Your Background Jobs Are Not Failing. They Are Lying.
You won’t see errors. You won’t get alerts. But your system is already losing data.

A few months ago, we had a system that was “working fine”.
Jobs were getting processed. Workers were running. No errors in logs.
But users started complaining.
Some notifications were never sent.
Not delayed.
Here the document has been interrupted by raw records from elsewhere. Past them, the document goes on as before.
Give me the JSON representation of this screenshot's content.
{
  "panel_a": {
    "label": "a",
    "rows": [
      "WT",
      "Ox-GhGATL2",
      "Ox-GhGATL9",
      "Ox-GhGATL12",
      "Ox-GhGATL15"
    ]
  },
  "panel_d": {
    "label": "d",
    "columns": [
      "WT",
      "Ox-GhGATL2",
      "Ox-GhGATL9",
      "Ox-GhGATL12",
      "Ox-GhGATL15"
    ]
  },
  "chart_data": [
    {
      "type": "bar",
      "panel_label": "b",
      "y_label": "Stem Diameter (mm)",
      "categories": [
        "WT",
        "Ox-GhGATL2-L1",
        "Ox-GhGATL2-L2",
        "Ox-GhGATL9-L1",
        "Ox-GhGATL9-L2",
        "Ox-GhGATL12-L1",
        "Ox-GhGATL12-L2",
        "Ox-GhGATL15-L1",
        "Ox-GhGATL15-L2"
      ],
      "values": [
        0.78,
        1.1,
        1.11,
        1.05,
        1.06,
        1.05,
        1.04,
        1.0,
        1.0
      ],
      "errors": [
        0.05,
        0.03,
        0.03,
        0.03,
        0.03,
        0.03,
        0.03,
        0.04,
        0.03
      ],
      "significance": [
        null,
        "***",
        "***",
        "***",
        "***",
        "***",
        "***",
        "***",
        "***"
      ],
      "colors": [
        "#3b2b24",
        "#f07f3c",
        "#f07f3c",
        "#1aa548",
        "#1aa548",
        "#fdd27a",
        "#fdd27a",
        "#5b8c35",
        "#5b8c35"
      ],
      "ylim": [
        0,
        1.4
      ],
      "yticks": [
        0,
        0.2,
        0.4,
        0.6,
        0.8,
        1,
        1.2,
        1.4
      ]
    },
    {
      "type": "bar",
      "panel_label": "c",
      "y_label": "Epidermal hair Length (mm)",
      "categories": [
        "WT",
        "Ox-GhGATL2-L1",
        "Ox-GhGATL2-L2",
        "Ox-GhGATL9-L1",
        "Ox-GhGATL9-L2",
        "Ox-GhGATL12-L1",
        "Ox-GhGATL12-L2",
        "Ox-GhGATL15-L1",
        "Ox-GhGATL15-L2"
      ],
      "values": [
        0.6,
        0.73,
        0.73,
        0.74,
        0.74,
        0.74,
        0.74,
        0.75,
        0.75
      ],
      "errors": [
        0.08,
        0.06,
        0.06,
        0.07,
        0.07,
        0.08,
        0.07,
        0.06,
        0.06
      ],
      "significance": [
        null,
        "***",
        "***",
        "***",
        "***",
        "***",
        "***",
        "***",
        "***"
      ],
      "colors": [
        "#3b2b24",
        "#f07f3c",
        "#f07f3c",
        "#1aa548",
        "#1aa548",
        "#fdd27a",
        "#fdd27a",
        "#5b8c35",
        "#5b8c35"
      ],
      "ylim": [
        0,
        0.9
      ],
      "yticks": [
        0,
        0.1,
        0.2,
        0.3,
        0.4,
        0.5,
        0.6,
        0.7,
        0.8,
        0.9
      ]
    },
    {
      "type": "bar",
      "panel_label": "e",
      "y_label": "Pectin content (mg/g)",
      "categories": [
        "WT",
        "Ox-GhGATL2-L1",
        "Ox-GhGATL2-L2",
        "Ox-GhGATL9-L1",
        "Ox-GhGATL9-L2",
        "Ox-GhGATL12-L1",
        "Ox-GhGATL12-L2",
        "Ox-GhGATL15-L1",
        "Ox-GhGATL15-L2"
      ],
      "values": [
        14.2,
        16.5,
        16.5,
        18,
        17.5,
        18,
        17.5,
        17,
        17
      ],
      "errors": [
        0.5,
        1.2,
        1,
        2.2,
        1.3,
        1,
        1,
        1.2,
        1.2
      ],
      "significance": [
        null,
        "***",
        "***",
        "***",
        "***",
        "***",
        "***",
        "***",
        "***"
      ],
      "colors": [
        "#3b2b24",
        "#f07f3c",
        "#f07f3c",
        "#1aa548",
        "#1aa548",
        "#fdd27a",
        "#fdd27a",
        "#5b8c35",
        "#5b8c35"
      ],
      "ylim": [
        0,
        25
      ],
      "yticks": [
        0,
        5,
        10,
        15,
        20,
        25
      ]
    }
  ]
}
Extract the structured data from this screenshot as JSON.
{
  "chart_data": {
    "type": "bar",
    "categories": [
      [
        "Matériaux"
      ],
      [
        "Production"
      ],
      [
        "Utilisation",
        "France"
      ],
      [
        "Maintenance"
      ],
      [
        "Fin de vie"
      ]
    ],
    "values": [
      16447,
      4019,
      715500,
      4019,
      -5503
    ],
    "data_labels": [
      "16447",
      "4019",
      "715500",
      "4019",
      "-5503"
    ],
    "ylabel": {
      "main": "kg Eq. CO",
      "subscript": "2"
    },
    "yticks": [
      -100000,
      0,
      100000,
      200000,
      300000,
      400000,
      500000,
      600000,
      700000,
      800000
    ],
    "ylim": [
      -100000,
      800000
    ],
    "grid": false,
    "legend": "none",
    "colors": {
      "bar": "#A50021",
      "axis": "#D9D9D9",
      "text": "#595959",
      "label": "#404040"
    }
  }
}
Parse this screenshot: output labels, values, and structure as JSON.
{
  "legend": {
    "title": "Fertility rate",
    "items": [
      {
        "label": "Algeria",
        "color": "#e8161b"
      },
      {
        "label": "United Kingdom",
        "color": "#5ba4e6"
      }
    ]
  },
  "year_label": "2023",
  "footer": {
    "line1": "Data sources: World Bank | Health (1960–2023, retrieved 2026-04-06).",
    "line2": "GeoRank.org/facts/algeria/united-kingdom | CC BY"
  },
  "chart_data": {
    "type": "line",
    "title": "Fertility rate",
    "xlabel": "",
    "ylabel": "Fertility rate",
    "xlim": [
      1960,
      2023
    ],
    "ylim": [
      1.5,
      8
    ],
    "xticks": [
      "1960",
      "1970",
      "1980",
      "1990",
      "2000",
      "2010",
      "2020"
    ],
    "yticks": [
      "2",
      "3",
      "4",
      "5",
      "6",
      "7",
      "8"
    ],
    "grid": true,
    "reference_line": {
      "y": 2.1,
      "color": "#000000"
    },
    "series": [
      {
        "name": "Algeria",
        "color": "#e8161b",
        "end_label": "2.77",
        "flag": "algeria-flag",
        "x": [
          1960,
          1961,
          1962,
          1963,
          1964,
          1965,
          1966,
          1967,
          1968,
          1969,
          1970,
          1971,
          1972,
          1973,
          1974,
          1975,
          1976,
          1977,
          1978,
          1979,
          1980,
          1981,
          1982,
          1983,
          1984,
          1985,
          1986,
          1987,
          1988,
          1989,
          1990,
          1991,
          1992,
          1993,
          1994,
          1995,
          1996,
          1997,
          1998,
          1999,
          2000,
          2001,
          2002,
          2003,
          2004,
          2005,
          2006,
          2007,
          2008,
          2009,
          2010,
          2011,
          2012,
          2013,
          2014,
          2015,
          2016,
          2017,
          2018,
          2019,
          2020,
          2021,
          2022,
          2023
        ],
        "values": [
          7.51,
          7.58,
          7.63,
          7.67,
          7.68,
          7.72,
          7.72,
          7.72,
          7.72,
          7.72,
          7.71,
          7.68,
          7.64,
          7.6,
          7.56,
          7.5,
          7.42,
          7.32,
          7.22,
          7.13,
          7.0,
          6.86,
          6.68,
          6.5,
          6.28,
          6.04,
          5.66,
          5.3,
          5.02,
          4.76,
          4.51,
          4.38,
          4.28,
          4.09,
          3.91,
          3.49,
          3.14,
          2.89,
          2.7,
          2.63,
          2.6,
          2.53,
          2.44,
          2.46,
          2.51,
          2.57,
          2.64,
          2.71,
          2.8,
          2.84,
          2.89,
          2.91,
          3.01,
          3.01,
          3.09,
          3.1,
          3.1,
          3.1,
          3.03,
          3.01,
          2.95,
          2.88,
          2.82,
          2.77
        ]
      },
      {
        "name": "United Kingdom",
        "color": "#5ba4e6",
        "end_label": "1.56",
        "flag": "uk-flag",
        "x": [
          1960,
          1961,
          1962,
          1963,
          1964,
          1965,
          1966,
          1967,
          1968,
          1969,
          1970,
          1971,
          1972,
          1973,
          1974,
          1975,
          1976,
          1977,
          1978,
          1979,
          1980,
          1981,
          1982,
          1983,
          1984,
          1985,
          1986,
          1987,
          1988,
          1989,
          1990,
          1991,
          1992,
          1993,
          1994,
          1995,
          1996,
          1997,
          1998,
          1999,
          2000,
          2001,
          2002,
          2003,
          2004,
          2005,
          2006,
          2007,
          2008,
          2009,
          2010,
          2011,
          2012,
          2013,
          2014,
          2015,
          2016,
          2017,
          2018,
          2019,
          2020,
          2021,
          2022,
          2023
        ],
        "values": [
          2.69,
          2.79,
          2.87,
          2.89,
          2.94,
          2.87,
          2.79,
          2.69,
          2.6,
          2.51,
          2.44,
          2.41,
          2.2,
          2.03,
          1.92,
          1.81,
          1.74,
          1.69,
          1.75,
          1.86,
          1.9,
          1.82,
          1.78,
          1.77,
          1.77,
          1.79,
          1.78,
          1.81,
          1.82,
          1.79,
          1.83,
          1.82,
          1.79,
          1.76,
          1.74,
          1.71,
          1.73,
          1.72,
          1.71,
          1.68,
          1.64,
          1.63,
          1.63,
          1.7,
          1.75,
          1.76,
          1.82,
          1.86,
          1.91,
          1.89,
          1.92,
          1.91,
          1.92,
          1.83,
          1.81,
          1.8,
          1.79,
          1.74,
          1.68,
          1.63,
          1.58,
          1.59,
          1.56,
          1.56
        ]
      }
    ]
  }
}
Not failed.
Just… missing.
That’s when we realized something:
Our background jobs weren’t failing.
They were lying.
The actual failure
The bug looked like this:
Job picked by worker
External API call started
Worker crashed (OOM / deploy / network)
Job was already marked as “completed”
From the system’s perspective:
everything succeeded
From reality:
nothing happened
No retry.
No error.
No signal.
Just lost work.
Why this happens
Most queue systems don’t guarantee execution.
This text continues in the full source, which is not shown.